If your day job is playing a character who's imprisoned for murder, has survived a rape, and has a rep for being a racist, discriminatory bigot, it'd make perfect sense if you'd only want to choose other roles that were, well, a lot less disturbing. Yet it seems that for Taryn Manning, portraying Tiffany "Pennsatucky" Doggett on Orange is the New Black for five seasons and counting has actually made her more inclined to take on heavy roles — because she knows she's capable of handling whatever dark subject matter happens to come her way.
"Most artists, whether musicians or actors or painters or poets, there’s this depth of sadness, but with that comes this ironic take on life," Manning tells Bustle. "So I think that’s a part of me, finding the lightheartedness in such a dark world. I feel like that’s my life a little bit, with the things I’ve been through."
Manning, who's publicly discussed the tumultuous life circumstances she experienced before finding acting fame in the early 2000s, has certainly seen her share of struggle, as have many of her characters, from Nola in Hustle & Flow to Tucky on OITNB. Yet her role in the new film A Light Beneath Their Feet, available now, might be one of her darkest yet. As Gloria, a woman dealing with bipolar disorder, Manning delves deep into her character's psyche, affectingly portraying both the mania Gloria experiences and the depression she falls into when off her meds.
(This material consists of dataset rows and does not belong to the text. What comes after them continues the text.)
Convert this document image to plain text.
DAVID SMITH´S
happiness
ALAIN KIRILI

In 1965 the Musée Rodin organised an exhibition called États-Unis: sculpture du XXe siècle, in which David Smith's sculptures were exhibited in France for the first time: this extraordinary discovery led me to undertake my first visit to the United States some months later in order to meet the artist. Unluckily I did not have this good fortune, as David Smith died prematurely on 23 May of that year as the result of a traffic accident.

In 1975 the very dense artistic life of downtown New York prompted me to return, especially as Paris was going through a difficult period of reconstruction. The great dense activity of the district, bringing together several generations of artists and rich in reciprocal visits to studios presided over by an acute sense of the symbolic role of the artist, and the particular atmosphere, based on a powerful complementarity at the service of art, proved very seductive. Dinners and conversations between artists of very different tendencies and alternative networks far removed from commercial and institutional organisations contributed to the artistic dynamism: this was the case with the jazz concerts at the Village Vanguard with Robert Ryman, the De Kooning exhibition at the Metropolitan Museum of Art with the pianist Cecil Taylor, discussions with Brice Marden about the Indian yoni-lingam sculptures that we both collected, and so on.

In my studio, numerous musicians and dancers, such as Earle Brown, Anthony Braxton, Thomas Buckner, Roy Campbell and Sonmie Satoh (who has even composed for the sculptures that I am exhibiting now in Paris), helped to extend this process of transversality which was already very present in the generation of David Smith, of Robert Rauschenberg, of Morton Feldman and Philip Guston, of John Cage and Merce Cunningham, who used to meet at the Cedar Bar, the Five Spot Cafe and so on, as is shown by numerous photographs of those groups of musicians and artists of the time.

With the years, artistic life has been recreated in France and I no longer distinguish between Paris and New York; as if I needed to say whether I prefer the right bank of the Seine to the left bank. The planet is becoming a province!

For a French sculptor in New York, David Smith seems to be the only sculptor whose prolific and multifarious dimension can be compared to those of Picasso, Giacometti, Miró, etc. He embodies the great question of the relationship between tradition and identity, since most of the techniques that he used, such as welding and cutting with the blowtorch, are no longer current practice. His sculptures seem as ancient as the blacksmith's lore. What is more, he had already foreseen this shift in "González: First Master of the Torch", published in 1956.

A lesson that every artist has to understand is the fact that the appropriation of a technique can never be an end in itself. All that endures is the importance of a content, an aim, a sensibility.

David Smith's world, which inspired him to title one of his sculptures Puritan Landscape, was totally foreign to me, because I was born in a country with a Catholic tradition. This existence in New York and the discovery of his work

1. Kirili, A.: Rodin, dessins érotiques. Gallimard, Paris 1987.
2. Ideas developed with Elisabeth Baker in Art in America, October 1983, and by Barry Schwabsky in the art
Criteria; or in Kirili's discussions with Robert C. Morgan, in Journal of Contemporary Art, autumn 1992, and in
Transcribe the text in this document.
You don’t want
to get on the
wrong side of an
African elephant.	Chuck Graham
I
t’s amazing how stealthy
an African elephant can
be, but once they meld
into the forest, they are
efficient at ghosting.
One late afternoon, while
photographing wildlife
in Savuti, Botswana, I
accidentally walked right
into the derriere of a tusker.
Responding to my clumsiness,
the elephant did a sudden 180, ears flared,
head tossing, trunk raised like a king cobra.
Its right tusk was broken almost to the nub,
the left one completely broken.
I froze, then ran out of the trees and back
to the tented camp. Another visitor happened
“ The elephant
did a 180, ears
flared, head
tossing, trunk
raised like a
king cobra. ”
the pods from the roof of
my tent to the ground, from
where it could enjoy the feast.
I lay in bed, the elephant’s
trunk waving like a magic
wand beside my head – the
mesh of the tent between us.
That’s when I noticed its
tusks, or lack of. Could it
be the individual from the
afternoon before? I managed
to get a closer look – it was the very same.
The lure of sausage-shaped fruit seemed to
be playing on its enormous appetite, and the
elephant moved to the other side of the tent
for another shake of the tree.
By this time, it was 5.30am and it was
Although Manning says she was surprised to be chosen for the role (partly because the 37-year-old plays the mom of a high school senior), she gets why she'd be seen as the right person to channel her character's complicated energy.
"I think people infer a freedom in me that I definitely have," she says. "I have what I like to call an 'astronaut ego.' So it’s like basically, in real life, I’m very shy. I’m actually really, really shy, and kind of quiet and reserved. But when the cameras start, I don’t know, it’s like something comes over me."
Still, Manning says that she was "nervous" to play a character with bipolar disorder, and so she did extensive research — FaceTime-ing with people with the illness, reading as many books on the subject as possible — to prepare. She found herself moved by their stories, unnerved by the statistics (bipolar disorder affects about 2.6 percent of U.S. adults, according to Depression and Bipolar Support Alliance) and what they were willing to share. "It might sound kind of weird, and I don’t know if it’s the right thing to say, but it’s like they’re proud," Manning says. "They’re proud because if they’re in a good place, it means that they’re taking good care of themselves, and it’s an achievement. And to see just the joy of that, you see it in their eyes... they’ll go into some of their darkest hours, and I’m just flabbergasted."
Manning says she hopes that A Light Beneath Their Feet helps increase awareness of bipolar disorder ("We can try to not make it such a stigma," she says), and with recent efforts like Demi Lovato's Democratic National Convention speech and other stars like Cara Delevingne opening up about their own mental health struggles, perhaps the shame around all mental illness will begin to lessen in time.